Oder, dass im DFB-Pokal schon im Achtelfinale gegen den Zweitligisten FC St. Pauli Schluss war. „Die Cupwettbewerbe wirken nach und beeinflussen das Gesamtbild stark“, sagte Trainer Marco Rose, der in weitere Erklärungsnot gerät. Auffällig agil versuchte er die Mannschaft an der Seitenlinie zu lenken, um die 2:4-Hinspielniederlage wettzumachen. Doch es kam wenig zurück. Eine zweite Halbzeit ohne Tor führte Rose darauf zurück, dass seine Mannschaft nach der Pause „ein bisschen zu knabbern“ gehabt habe an der Umstellung des Gegners von einer 4-2-3-1-Grundordnung auf ein 5-3-2.

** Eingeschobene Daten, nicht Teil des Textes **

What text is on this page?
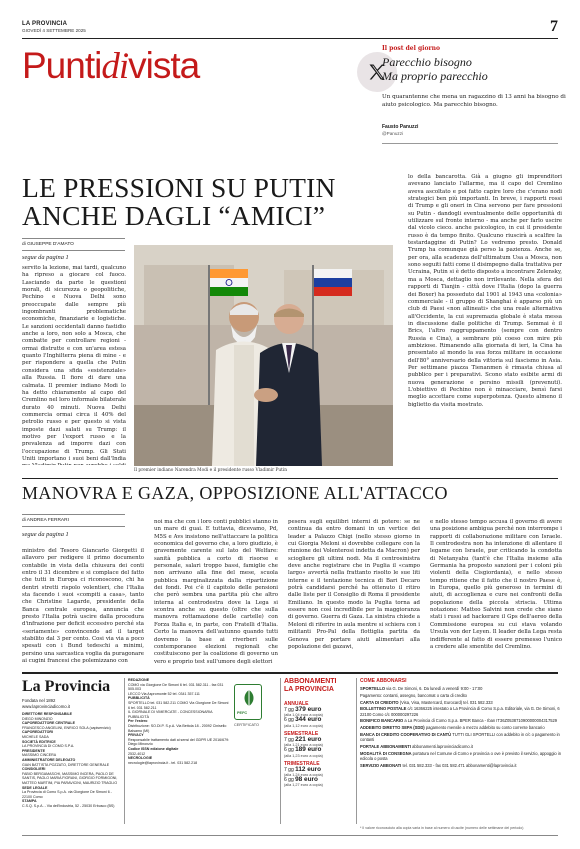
LA PROVINCIA
GIOVEDÌ 4 SETTEMBRE 2025	7
Puntidivista	Il post del giorno
Parecchio bisogno
Ma proprio parecchio
Un quarantenne che mena un ragazzino di 13 anni ha bisogno di aiuto psicologico. Ma parecchio bisogno.
Fausto Panuzzi
@Panuzzi
LE PRESSIONI SU PUTIN
ANCHE DAGLI “AMICI”
di GIUSEPPE D'AMATO
segue da pagina 1
servito la lezione, mai tardi, qualcuno ha ripreso a giocare col fuoco. Lasciando da parte le questioni morali, di sicurezza o geopolitiche, Pechino e Nuova Delhi sono preoccupate dalle sempre più ingombranti problematiche economiche, finanziarie e logistiche. Le sanzioni occidentali danno fastidio anche a loro, non solo a Mosca, che combatte per controllare regioni - ormai distrutte e con un'area estesa quanto l'Inghilterra piena di mine - e per rispondere a quella che Putin considera una sfida «esistenziale» alla Russia. Il fiore di dare una calmata. Il premier indiano Modi lo ha detto chiaramente al capo del Cremlino nel loro informale bilaterale durato 40 minuti. Nuova Delhi commercia ormai circa il 40% del petrolio russo e per questo si vista imposte dazi salati su Trump: il motivo per l'export russo e la prevalenza ad imporre dazi con l'occupazione di Trump. Gli Stati Uniti importano i suoi beni dall'India
Il premier indiano Narendra Modi e il presidente russo Vladimir Putin
lo della bancarotta. Già a giugno gli imprenditori avevano lanciato l'allarme, ma il capo del Cremlino aveva ascoltato e poi fatto capire loro che c'erano nodi strategici ben più importanti. In breve, i rapporti rossi di Trump e gli oneri in Cina servono per fare pressioni su Putin - dandogli eventualmente delle opportunità di utilizzare sul fronte interno - ma anche per farlo uscire dal vicolo cieco. anche psicologico, in cui il presidente russo è da tempo finito. Qualcuno riuscirà a scalfire la testardaggine di Putin? Lo vedremo presto. Donald Trump ha comunque già perso la pazienza. Anche se, per ora, alla scadenza dell'ultimatum Usa a Mosca, non sono seguiti fatti come il disimpegno dalla trattativa per Ucraina, Putin si è detto disposto a incontrare Zelensky, ma a Mosca, dettaglio non irrilevante. Nella sfera dei rapporti di Tianjin - città dove l'Italia (dopo la guerra dei Boxer) ha posseduto dal 1901 al 1943 una «colonia» commerciale - il gruppo di Shanghai è apparso più un club di Paesi «non allineati» che una reale alternativa all'Occidente, la cui supremazia globale è stata messa in discussione dalle politiche di Trump. Semmai è il Brics, l'altro raggruppamento (sempre con dentro Russia e Cina), a sembrare più coeso con mire più ambiziose. Rimanendo alla giornata di ieri, la Cina ha presentato al mondo la sua forza militare in occasione dell'80° anniversario della vittoria sul fascismo in Asia. Per settimane piazza Tienanmen è rimasta chiusa al pubblico per i preparativi. Scono stato esibite armi di nuova generazione e persino missili (prevenuti). L'obiettivo di Pechino non è minacciare, bensì farsi meglio accettare come superpotenza. Questo almeno il biglietto da visita mostrato.
MANOVRA E GAZA, OPPOSIZIONE ALL'ATTACCO
di ANDREA FERRARI
segue da pagina 1
ministro del Tesoro Giancarlo Giorgetti il allavoro per redigere il primo documento contabile in vista della chiusura dei conti entro il 31 dicembre e si complace del fatto che tutti in Europa ci riconoscono, chi ha dentri stretti rispolo volentieri, che l'Italia sta facendo i suoi «compiti a casa», tanto che Christine Lagarde, presidente della Banca centrale europea, annuncia che presto l'Italia potrà uscire dalla procedura d'infrazione per deficit eccessivo perché sta «seriamente» convincendo ad il target stabilito dal 3 per cento. Cosi via via a poco spesati con i Bund tedeschi a minimi, persino una sarcastica voglia da puragonare ai cugini francesi che polemizzano con
noi ma che con i loro conti pubblici stanno in un mare di guai. E tuttavia, dicevamo, Pd, M5S e Avs insistono nell'attaccare la politica economica del governo che, a loro giudizio, è gravemente carente sul lato del Welfare: sanità pubblica a corto di risorse e personale, salari troppo bassi, famiglie che non arrivano alla fine del mese, scuola pubblica marginalizzata dalla ripartizione dei fondi. Poi c'è il capitolo delle pensioni che però sembra una partita più che altro interna al centrodestra dove la Lega si scontra anche su questo (oltre che sulla manovra rottamazione delle cartelle) con Forza Italia e, in parte, con Fratelli d'Italia. Certo la manovra dell'autunno quando tutti dovremo la base ai riverberi sulle contemporanee elezioni regionali che costituiscono per la coalizione di governo un vero e proprio test sull'umore degli elettori
pesera sugli equilibri interni di potere: se ne continua da entro domani in un vertice dei leader a Palazzo Chigi (nello stesso giorno in cui Giorgia Meloni si dovrebbe collegare con la riunione dei Volenterosi indetta da Macron) per sciogliere gli ultimi nodi. Ma il centrosinistra deve anche registrare che in Puglia il «campo largo» avvertà nella frattanto risolto le sue liti interne e il tentazione tecnica di Bari Decaro potrà candidarsi perché ha ottenuto il ritiro dalle liste per il Consiglio di Roma il presidente Emiliano. In questo modo la Puglia torna ad essere non così incredibile per la maggioranza di governo. Guerra di Gaza. La sinistra chiede a Meloni di riferire in aula mentre si schiera con i militanti Pro-Pal della flottiglia partita da Genova per portare aiuti alimentari alla popolazione dei gazawi,
e nello stesso tempo accusa il governo di avere una posizione ambigua perché non interrompe i rapporti di collaborazione militare con Israele. Il centrodestra non ha intenzione di allentare il legame con Israele, pur criticando la condotta di Netanyahu (tant'è che l'Italia insieme alla Germania ha proposto sanzioni per i coloni più violenti della Cisgiordania), e nello stesso tempo ritiene che il fatto che il nostro Paese è, in Europa, quello più generoso in termini di aiuti, di accoglienza e cure nei confronti della popolazione della piccola striscia. Ultima notazione: Matteo Salvini non crede che siano stati i russi ad hackerare il Gps dell'aereo della Commissione europea su cui stava volando Ursula von der Leyen. Il leader della Lega resta indifferente al fatto di essere premesso l'unico a credere alle smentite del Cremlino.
La Provincia
Fondata nel 1892
www.laprovinciadicomo.it
DIRETTORE RESPONSABILE
DIEGO MINONZIO
CAPOREDATTORE CENTRALE
FRANCESCO ANGELINI, ENRICO SOLA (capiservizio)
CAPOREDATTORI
MICHELE SADA
SOCIETÀ EDITRICE
LA PROVINCIA DI COMO S.P.A.
PRESIDENTE
MASSIMO CINCERA
AMMINISTRATORE DELEGATO
GIAN BATTISTA POZZATO, DIRETTORE GENERALE
CONSIGLIERI
FABIO BERGAMASCHI, MASSIMO INCERA, PAOLO DE SANTIS, PAOLO MARIA FIORANI, GIORGIO FORMIGONI, MATTEO MARTINI, PIA PARAVICINI, MAURIZIO TRAGLIO
SEDE LEGALE
La Provincia di Como S.p.A. via Giorgione De Simoni 6 - 22100 Como
STAMPA
C.S.Q. S.p.A. - Via dell'Industria, 52 - 25030 Erbusco (BS)
REDAZIONE
COMO via Giorgione De Simoni 6 tel. 031 582.311 - fax 031 505.003
LECCO Via Aspromonte 52 tel. 0341 357.111
PUBBLICITÀ
SPORTELLO tel. 031 582.211 COMO Via Giorgione De Simoni 6 tel. 031 582.211
IL GIORNALE DI VIMERCATE - CONCESSIONARIA PUBBLICITÀ
Per l'estero
Distribuzione: SO.DI.P. S.p.A. Via Bettola 18 - 20092 Cinisello Balsamo (MI)
PRIVACY
Responsabile trattamento dati ai sensi del GDPR UE 2016/679: Diego Minonzio
Codice ISSN edizione digitale
2532-4012
NECROLOGIE
necrologie@laprovincia.it - tel. 031 582.218
PEFC
CERTIFICATO
ABBONAMENTI
LA PROVINCIA
ANNUALE
7 gg 379 euro
(alla 1,04 euro a copia)
6 gg 344 euro
(alla 1,12 euro a copia)
SEMESTRALE
7 gg 221 euro
(alla 1,21 euro a copia)
6 gg 189 euro
(alla 1,23 euro a copia)
TRIMESTRALE
7 gg 112 euro
(alla 1,24 euro a copia)
6 gg 98 euro
(alla 1,27 euro a copia)
COME ABBONARSI
SPORTELLO via G. De Simoni, 6. Da lunedì a venerdì 9:00 - 17:00
Pagamento: contanti, assegno, bancomat o carta di credito
CARTA DI CREDITO (Visa, Visa, Mastercard, Eurocard) tel. 031 582.333
BOLLETTINO POSTALE c/c 16366225 intestato a La Provincia di Como S.p.a. Editoriale, via G. De Simoni, 6 22100 Como c/c 000000297226
BONIFICO BANCARIO a La Provincia di Como S.p.a. BPER Banca - Iban IT36Z0538710900000004317529
ADDEBITO DIRETTO SEPA (SDD) pagamento mensile a mezzo addebito su conto corrente bancario
BANCA DI CREDITO COOPERATIVO DI CANTÙ TUTTI GLI SPORTELLI con addebito in c/c o pagamento in contanti
PORTALE ABBONAMENTI abbonamenti.laprovinciadicomo.it
MODALITÀ DI CONSEGNA portatura nel Comune di Como e provincia o ove è previsto il servizio, appoggio in edicola o posta
SERVIZIO ABBONATI tel. 031 582.333 - fax 031 582.471 abbonamenti@laprovincia.it
* Il valore riconosciuto alla copia varia in base al numero di uscite (numero delle settimane del periodo)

Auf solche Anpassungen sollte eine so ambitionierte Profimannschaft wie die des BVB gut vorbereitet sein. Sie war es aber nicht, und so gab es in der zweiten Halbzeit kaum Torchancen, nachdem Jude Bellingham und Donyell Malen vor der Pause einen 0:1-Rückstand in eine Führung gedreht hatten. Am Ende, nachdem die Rangers einen kapitalen Fehler von Hummels zum 2:2 genutzt hatten, sollten es dann wieder Spieler wie Reinier und Steffen Tigges richten, die trotz vieler Versuche bislang den Nachweis schuldig blieben, dem BVB helfen zu können. Die Einwechslung des defensiven Mittelfeldspielers Axel Witsel für den verletzten und zuvor schwachen Marco Reus zu einem Zeitpunkt, als noch zwei Tore für eine Verlängerung gebraucht wurden, passte ins Bild.

Dem 6:0 gegen Borussia Mönchengladbach folgte die Enttäuschung in Glasgow. Das Auf und Ab geht rasant weiter, ohne dass ein Plan zu erkennen ist, wie die Fahrt gestoppt werden kann.

„Wir haben 100.000 Verletzte“, lieferte Hummels eine Erklärung, die nur im Maß der Übertreibung neu war. Außer Reus musste am Donnerstag auch Thomas Meunier ausgewechselt werden. Beim Außenverteidiger sei „wohl die alte Verletzung wieder aufgebrochen“, vermutete Rose. Meunier hatte zuvor wegen einer Muskelverletzung aussetzen müssen, die auch Erling Haaland seit Wochen zur Pause zwingt. Am Mittag vor dem Spiel in Glasgow hatte sich Raphaël Guerreiro abgemeldet, auch er – mal wieder – mit muskulären Problemen.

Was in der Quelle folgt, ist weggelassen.